Glacier National Park In September
You thought summer in Glacier National Park was beautiful? Wait till you see this…

September is the best time to visit Glacier National Park! The weather is lovely, it’s far less crowded than summer, and you can even see fall colors starting mid-September! We’ve compiled everything you need to know about visiting Glacier in September, the top fall hikes, and other things to do in Glacier National Park.

Does Glacier National Park have fall colors in September?

Glacier in September has amazing fall colors! The trees change colors around mid-September and reach full gold foliage when the Larch trees change around mid-October.

Is Glacier cold in September?

It can be a bit cold. The average high in September is 72 down in West Glacier and the average low is 40. It might not seem cold but it’s typically 10-15 degrees colder up at Logan Pass. Similarly, Many Glacier is usually 10 degrees colder than West Glacier.

Where can I see fall colors in Glacier?

Glacier Valley is filled with Aspen trees! Fall colors are best enjoyed on the scenic drive up Going-to-the-Sun road but there are many great hikes with fall colors through all regions of the park.

Do I need reservations to visit Glacier N.P. September?

Yes and no! Up until September 10th, you will need a vehicle reservation to drive into Glacier National Park from any entrance station. After September 10th, you don’t need any reservation to visit Glacier National Park! Plus, the park campgrounds are all first-come first-serve after Labor Day.

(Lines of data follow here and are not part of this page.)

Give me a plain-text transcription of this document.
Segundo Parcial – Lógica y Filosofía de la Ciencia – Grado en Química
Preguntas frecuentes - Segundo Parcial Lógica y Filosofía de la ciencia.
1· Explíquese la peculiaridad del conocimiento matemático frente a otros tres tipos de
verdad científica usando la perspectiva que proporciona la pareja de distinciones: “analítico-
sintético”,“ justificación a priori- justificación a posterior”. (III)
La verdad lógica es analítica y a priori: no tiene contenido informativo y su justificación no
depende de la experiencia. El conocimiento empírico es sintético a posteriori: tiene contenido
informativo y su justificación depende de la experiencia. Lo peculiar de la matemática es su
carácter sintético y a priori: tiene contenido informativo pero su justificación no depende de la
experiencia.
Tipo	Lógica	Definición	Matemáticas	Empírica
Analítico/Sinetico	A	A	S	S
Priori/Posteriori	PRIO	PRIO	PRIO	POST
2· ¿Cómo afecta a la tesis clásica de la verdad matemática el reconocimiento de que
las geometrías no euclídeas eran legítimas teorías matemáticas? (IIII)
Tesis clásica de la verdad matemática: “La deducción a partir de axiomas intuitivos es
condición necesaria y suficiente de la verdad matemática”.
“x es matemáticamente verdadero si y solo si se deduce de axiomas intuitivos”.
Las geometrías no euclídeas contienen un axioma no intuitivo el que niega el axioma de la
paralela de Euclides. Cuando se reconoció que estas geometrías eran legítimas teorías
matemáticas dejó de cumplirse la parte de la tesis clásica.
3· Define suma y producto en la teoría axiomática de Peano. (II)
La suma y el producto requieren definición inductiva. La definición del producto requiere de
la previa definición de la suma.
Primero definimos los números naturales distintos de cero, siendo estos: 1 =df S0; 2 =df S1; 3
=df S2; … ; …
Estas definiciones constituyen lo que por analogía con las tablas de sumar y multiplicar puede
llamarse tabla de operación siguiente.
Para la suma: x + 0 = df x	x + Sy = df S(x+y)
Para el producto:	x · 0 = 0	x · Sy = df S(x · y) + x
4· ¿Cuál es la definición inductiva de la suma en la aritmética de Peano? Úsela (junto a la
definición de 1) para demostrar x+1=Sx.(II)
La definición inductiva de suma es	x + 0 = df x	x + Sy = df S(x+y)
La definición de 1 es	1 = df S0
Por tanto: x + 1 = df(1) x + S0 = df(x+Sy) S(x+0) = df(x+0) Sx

This is one of the great parts of visiting Glacier in September.

Glacier National PArk, September Fall Colors
If you thoughts summer in Glacier was beautiful, wait till you see fall. (Photo taken on Going to the Sun Road in late September)

Why Visit Glacier National Park in September

1 | Fewer Crowds

Glacier is one of the most stunning National Parks in America but it’s also one of the most crowded! In fact, doing a Yellowstone to Glacier National Park road trip was the most popular trip in the west this year!

The good news is, when you summer turns to fall and September comes around, the park empties out fast!

Glacier in September is a far less crowded than mid-summer which can make for a much more enjoyable experience whether you driving the Going to the Sun Road or hiking one of Glacier’s top 5 trails!

2 | Fall Colors in Glacier

Fall Colors in Glacier, Going to the Sun road
Stunning fall colors on Glacier’s Going to the Sun Road

Plot twist, fall comes early in Rockies. While fall doesn’t technically begin until September 22nd this year, mountainous areas don’t get the memo.

At high elevation like Glacier National Park, nightly low temperatures make the fall leaves change colors much sooner.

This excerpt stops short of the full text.